Ekonom minta program Kartu Prakerja dievaluasi agar tepat sasaran

Seorang warga di Banjarmasin sedang mengikuti pelatihan di aplikasi Kartu Prakerja. (ANTARA/Firman)

Program ini idealnya ditujukan kepada angkatan kerja berusia muda yang lebih familiar dengan teknologi dan aktivitas daring. Namun faktanya sekarang, semua orang mengaksesnya untuk mendapatkan uang cuma-cuma dari negara,”

Banjarmasin (ANTARA) – Ekonom dari Universitas Lambung Mangkurat (ULM) Hidayatullah Muttaqin SE, MSI, Pg.D meminta program Kartu Prakerja dievaluasi agar tepat sasaran karena dinilai kurang efektif.

“Program ini idealnya ditujukan kepada angkatan kerja berusia muda yang lebih familiar dengan teknologi dan aktivitas daring. Namun faktanya sekarang, semua orang mengaksesnya untuk mendapatkan uang cuma-cuma dari negara,” cetus dia di Banjarmasin, Sabtu.

Taqin melihat, dengan anggaran Rp20 triliun dan taget peserta 5,6 juta orang, program Kartu Prakerja lebih condong menjadi program pemborosan anggaran.

Sebagai contoh, biaya pelatihan sebesar Rp1 juta menjadi kurang logis di saat melimpahnya tutorial dan tayangan video  yang dapat diakses secara gratis melalui Youtube dan berbagai website lainnya.

Untuk itulah, tegas dia, program ini semestinya lebih punya target yang jelas dan efisien anggarannya. Sehingga triliunan rupiah dana negara dapat dialokasikan untuk program bantuan sosial yang sangat dibutuhkan masyarakat untuk mempertahankan daya belinya.

“Bukan sebaliknya, yaitu memberikan keuntungan bagi perusahaan-perusahaan besar di balik penyedia jasa pelatihan daring,” timpal dosen Jurusan Ilmu Ekonomi dan Studi Pembangunan Fakultas Ekonomi dan Bisnis ULM itu.

Diakui Taqin, memang sebelum masa pandemi COVID-19, berdasarkan data BPS mayoritas pengangguran berasal dari generasi Z (orang-orang yang lahir dalam rentang tahun kelahiran 1998 sampai 2010) yaitu sekitar 48,6 persen dari 6,8 juta pengangguran pada tahun 2019. Namun seiring dengan jatuhnya perekonomian akibat wabah, maka terjadi pula peningkatan pengangguran dari penduduk berumur 24 tahun ke atas.

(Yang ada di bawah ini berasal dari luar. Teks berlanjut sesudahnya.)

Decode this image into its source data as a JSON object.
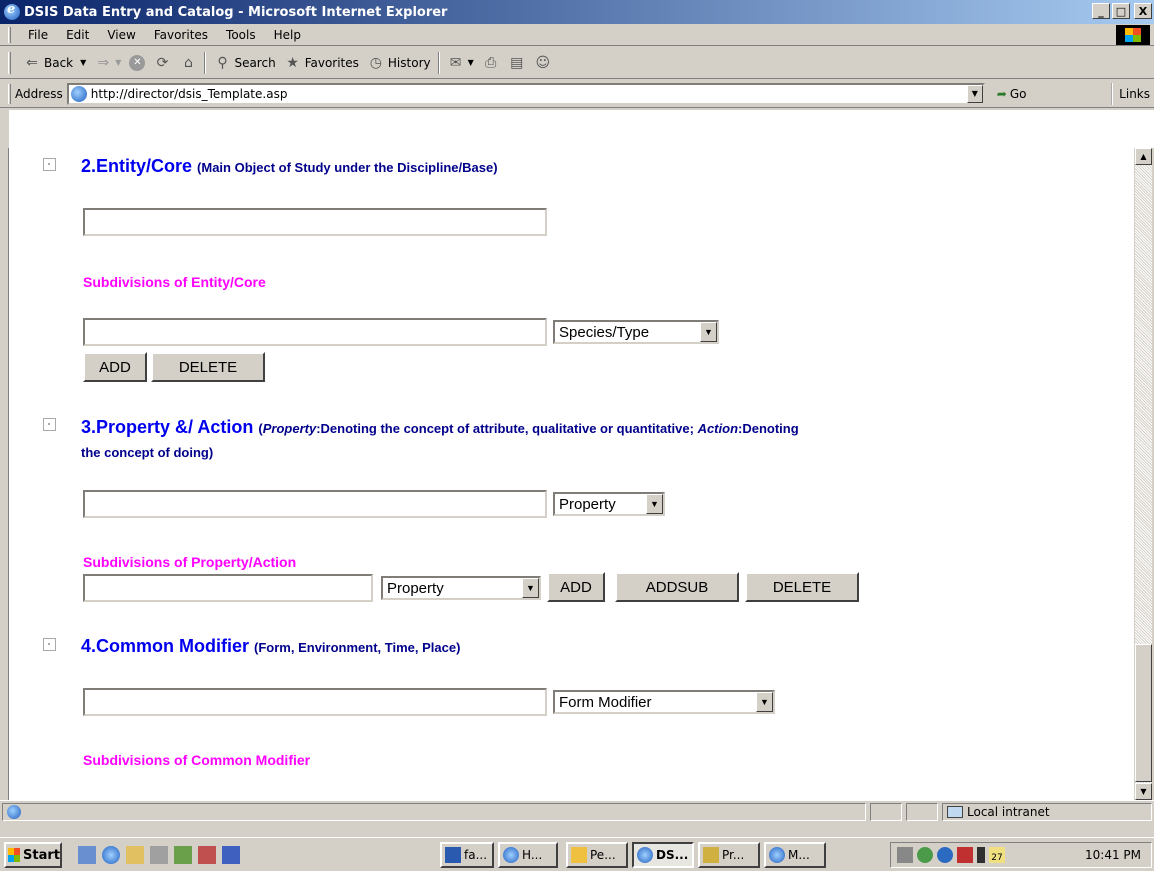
{
  "window": {
    "title": "DSIS Data Entry and Catalog - Microsoft Internet Explorer",
    "min": "_",
    "max": "□",
    "close": "X"
  },
  "menu": [
    "File",
    "Edit",
    "View",
    "Favorites",
    "Tools",
    "Help"
  ],
  "toolbar": {
    "back": "Back",
    "search": "Search",
    "favorites": "Favorites",
    "history": "History"
  },
  "address": {
    "label": "Address",
    "url": "http://director/dsis_Template.asp",
    "go": "Go",
    "links": "Links"
  },
  "form": {
    "entity": {
      "title": "2.Entity/Core",
      "desc": "(Main Object of Study under the Discipline/Base)",
      "value": "",
      "sub_label": "Subdivisions of Entity/Core",
      "sub_value": "",
      "sub_select": "Species/Type",
      "add": "ADD",
      "delete": "DELETE"
    },
    "property": {
      "title": "3.Property &/ Action",
      "desc_a_em": "Property",
      "desc_a": ":Denoting the concept of attribute, qualitative or quantitative; ",
      "desc_b_em": "Action",
      "desc_b": ":Denoting",
      "desc_c": "the concept of doing)",
      "value": "",
      "select": "Property",
      "sub_label": "Subdivisions of Property/Action",
      "sub_value": "",
      "sub_select": "Property",
      "add": "ADD",
      "addsub": "ADDSUB",
      "delete": "DELETE"
    },
    "modifier": {
      "title": "4.Common Modifier",
      "desc": "(Form, Environment, Time, Place)",
      "value": "",
      "select": "Form Modifier",
      "sub_label": "Subdivisions of Common Modifier"
    }
  },
  "status": {
    "zone": "Local intranet"
  },
  "taskbar": {
    "start": "Start",
    "tasks": [
      "fa...",
      "H...",
      "Pe...",
      "DS...",
      "Pr...",
      "M..."
    ],
    "active_task": 3,
    "clock": "10:41 PM",
    "tray_date": "27"
  }
}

“Meski begitu, bukan berarti Kartu Prakerja bisa seenaknya didapatkan oleh orang-orang yang sebenarnya tidak berhak. Alhasil, program ini jadi keluar dari relnya,” tandas pria yang juga anggota Tim Pakar Universitas Lambung Mangkurat (ULM) untuk Percepatan Penanganan COVID-19.

Apalagi adanya permintaan Sekretaris Kementerian Koordinator Bidang Perekonomian, Susiwijono agar pemerintah daerah membantu sosialisasi program Kartu Prakerja serta menyediakan fasilitas infrastruktur yang dibutuhkan untuk peserta seperti sarana digital dan sarana kebutuhan khusus bagi penyandang disabilitas, menurut Taqin tidak mudah bagi pemerintah daerah.

Sebab sedari awal program Kartu Prakerja tidak didesain untuk melibatkan pemerintah daerah. Di sisi lain, pemerintah daerah juga sedang fokus pada penanganan COVID-19, termasuk dari sisi anggarannya.

Meskipun demikian, pemerintah daerah memang harus bergerak untuk memitigasi naiknya angka pengangguran dan kemiskinan.

“Karena itu penting bagi pemerintah daerah dan pusat dari sekarang menyiapkan data digital yang diperbarui terus untuk tenaga kerja lokal termasuk UMKM yang sangat membantu membuat kebijakan lebih tepat sasaran dan lebih berdampak,” pungkasnya.

Sumber: Antara, 13 September – Pewarta: Firman.